What is the mass of water that can be heated from 39 C to 80 C by the combustion of 150 g of methane. CH4 + 2O2 => CO2 + 2H2O Delta H= -890kJ
To calculate the mass of water that can be heated from 39°C to 80°C by the combustion of 150 g of methane, we need to use the concept of heat transfer.
First, let's calculate the heat released by the combustion of methane. The given equation for the combustion of methane is:
CH4 + 2O2 -> CO2 + 2H2O (ΔH = -890 kJ)
The negative sign in front of the 890 kJ indicates that the reaction is exothermic, meaning it releases heat.
Since we know the combustion of 150 g of methane is exothermic and releases 890 kJ of heat, we can calculate the amount of heat released per gram of methane:
Heat released per gram of methane = 890 kJ / 150 g
Next, we need to calculate the heat required to increase the temperature of water. The specific heat capacity of water is approximately 4.18 J/g°C. This means it takes 4.18 Joules of energy to raise the temperature of 1 gram of water by 1 degree Celsius.
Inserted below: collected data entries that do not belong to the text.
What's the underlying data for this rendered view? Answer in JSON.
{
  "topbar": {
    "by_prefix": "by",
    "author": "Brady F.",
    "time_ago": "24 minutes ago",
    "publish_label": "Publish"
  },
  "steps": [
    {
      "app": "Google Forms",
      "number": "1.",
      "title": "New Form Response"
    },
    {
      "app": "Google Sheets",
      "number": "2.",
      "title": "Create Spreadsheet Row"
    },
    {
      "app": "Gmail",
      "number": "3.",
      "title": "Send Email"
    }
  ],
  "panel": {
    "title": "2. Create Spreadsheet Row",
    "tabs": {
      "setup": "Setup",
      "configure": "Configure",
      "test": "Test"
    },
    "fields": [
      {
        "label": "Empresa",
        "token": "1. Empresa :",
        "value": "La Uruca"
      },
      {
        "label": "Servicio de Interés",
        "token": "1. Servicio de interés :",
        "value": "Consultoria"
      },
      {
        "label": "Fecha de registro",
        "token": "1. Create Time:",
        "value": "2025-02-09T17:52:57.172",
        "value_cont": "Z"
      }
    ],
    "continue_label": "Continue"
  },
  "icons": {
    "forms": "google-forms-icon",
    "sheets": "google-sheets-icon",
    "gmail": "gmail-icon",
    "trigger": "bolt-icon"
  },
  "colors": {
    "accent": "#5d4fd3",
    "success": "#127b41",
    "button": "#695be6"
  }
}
Now, we need to calculate the heat required to increase the temperature of water from 39°C to 80°C. The temperature change is 80°C - 39°C = 41°C.
Heat required to increase the temperature of water = specific heat capacity of water × mass of water × temperature change
Since we know that 1 kJ = 1000 J, we need to convert the heat required to increase the temperature of water from kJ to J.
Finally, we can calculate the mass of water by rearranging the equation and solving for mass:
Mass of water = (Heat released by combustion of methane) / (heat required to increase the temperature of water)
Using these calculations, we can determine the mass of water that can be heated from 39°C to 80°C by the combustion of 150 g of methane.